An even stronger reason for not expecting civil war is practical. Although England in the 1640s was unusually non-military as a society by the standards of the time (Scotland and Ireland were more used to taking up arms) many people owned weapons and could handle a musket or a pike – or at least a shotgun and a pitchfork. The nobility and gentry, if less martial than in the middle ages, could still mount a horse and summon armed men from among their tenants and servants. I doubt that even Lord Mandelson or Lord Cameron could manage much of a show of strength today. Even if they could, how many of their followers could drive a tank, operate a machine gun, or pilot a fighter plane?
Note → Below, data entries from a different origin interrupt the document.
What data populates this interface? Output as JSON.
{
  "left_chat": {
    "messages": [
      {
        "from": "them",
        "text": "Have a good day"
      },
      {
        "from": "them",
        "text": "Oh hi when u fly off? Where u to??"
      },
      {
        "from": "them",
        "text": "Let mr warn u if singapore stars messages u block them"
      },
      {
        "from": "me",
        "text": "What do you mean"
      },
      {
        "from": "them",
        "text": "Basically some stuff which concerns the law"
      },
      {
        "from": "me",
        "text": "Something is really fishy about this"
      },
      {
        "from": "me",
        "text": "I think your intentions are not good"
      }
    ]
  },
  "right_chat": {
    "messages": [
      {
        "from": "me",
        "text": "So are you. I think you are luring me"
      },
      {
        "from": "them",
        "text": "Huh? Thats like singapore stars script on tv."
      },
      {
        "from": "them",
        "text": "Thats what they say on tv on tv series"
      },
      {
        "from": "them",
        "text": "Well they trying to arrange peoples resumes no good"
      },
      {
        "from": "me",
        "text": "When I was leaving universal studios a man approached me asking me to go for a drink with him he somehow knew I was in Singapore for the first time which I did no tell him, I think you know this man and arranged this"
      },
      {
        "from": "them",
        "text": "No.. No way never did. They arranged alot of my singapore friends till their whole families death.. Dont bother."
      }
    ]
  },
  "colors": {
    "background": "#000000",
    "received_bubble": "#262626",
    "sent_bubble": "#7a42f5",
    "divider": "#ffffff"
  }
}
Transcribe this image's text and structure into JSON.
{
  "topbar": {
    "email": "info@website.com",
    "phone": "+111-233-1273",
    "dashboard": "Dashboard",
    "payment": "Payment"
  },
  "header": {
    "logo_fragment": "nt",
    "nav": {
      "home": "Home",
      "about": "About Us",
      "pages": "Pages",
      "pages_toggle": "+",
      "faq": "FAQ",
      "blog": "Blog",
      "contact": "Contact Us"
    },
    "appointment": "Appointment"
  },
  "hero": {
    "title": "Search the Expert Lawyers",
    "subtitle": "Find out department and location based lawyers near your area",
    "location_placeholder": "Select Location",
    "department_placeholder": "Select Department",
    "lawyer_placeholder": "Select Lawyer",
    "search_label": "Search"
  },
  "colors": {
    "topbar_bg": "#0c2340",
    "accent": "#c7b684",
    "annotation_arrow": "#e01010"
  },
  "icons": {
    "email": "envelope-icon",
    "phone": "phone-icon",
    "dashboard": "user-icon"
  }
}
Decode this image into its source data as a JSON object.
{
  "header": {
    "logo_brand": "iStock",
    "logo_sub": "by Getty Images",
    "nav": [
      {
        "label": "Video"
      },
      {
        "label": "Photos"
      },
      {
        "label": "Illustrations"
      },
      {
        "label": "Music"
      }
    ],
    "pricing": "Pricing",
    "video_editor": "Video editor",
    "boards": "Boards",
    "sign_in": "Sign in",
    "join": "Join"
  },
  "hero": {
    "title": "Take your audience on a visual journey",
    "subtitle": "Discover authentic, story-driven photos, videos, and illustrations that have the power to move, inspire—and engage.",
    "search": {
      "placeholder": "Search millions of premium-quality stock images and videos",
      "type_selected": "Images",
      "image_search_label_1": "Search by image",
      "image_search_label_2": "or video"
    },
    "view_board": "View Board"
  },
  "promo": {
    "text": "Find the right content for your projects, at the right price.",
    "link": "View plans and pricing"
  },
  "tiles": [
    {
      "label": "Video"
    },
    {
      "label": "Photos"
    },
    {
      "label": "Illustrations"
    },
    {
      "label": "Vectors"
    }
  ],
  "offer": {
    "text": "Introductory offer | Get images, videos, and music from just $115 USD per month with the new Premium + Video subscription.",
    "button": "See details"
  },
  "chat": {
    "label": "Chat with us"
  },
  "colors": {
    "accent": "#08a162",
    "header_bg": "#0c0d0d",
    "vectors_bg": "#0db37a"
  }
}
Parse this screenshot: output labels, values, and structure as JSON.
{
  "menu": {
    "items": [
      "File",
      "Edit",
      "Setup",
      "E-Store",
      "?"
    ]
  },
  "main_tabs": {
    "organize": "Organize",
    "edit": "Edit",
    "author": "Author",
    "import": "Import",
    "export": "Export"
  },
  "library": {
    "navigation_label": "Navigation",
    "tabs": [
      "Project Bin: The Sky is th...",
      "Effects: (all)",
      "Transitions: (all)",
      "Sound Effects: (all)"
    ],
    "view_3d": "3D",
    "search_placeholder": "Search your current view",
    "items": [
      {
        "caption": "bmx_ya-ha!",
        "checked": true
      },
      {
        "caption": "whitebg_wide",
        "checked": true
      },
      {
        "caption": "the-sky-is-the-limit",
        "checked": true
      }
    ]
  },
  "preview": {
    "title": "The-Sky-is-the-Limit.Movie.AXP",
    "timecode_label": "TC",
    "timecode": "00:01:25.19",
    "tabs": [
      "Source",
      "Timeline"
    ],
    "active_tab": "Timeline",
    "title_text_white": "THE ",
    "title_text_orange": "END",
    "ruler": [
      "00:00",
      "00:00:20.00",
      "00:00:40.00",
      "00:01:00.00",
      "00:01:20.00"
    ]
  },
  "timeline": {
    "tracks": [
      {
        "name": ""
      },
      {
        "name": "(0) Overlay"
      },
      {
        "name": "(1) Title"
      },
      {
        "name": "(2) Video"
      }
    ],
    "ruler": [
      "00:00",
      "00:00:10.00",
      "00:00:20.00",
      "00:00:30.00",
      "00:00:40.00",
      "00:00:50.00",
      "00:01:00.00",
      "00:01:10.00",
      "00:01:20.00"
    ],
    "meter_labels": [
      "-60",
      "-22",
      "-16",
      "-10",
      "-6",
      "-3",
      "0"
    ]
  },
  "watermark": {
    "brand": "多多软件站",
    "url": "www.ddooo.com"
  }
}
As this suggests, one of the great changes since our last civil wars has been the widening disparity between the forces of the modern state and those of potential rebels. In centuries past, civilians with basic weapons were not vastly outclassed by regular soldiers. Bonny Prince Charlie’s highlanders showed that with their claymores in 1745 – though even then, the regulars slaughtered them in the end. In many European countries, peasant rebellions could cause a vast amount of trouble. Nowadays, a spontaneous uprising has no chance against police forces, let alone against armies. Governments today have to worry not about being defeated by rebels, but about not hurting or killing too many of them. Even as long ago as 1848, the French King Louis Philippe abandoned his throne after his troops caused outrage by firing on rioters. His reported comment was that ‘Republics are lucky, they can shoot people.’ Today, only autocracies can shoot people. Fortunately, democracies rarely have to, as they provide less risky ways of showing political displeasure.
Long before tear gas, water cannon, rubber bullets and tanks shifted the balance in the streets, a civil war could normally only get going if there were two (or more) recognised centres of power, ideally controlling a territorial base, with organised armed forces, widely recognised leaders and a plausible claim to legitimacy. The American Civil War was a classic example: state governments could declare secession and muster their own armed forces. Nothing of that kind exists in Britain today – unless we imagine the Scottish first minister raising revolt and summoning the Royal Regiment of Scotland to march south.
Something like that happened in Ireland in 1916 and 1919, when nationalists proclaimed independence and set themselves up as a government. But they could hardly have done so had Asquith’s Liberal government not allowed rival parties – Unionist and Nationalist – to organise and arm huge volunteer militias. The authorities stood by while they drilled and imported weapons, and neither the police nor the army made serious attempts to intervene due to their terror of provoking more trouble. They thus enabled the raw materials of civil war to be assembled. However ostrich-like today’s politicians often seem, we should only start to worry if they permitted the English Defence League or indeed Extinction Rebellion to ship in large numbers of guns and practise guerrilla warfare in Hyde Park.
So civil war is unimaginable in any foreseeable circumstances. But widespread and recurring civil disorder is all too possible. Weak policing is clearly an element. But even in France, where the police are far more powerful, better equipped, and tougher, the sort of rioting we have seen this week is a regular occurrence. Until now, British political culture has been less tolerant of unruly protests. This has been put to the test in recent months by several political groups, including militant Greens and pro-Palestinians. Now, stimulated by the Southport tragedy, extreme anti-immigrant groups are having their turn. There is always a criminal element that enjoys both recreational violence and the opportunity to do a bit of looting. But there is always a political grievance too.
Throughout history, people riot or rebel when they believe they are ignored. What protects democracies is that they listen and respond. Otherwise, they make themselves increasingly reliant on force.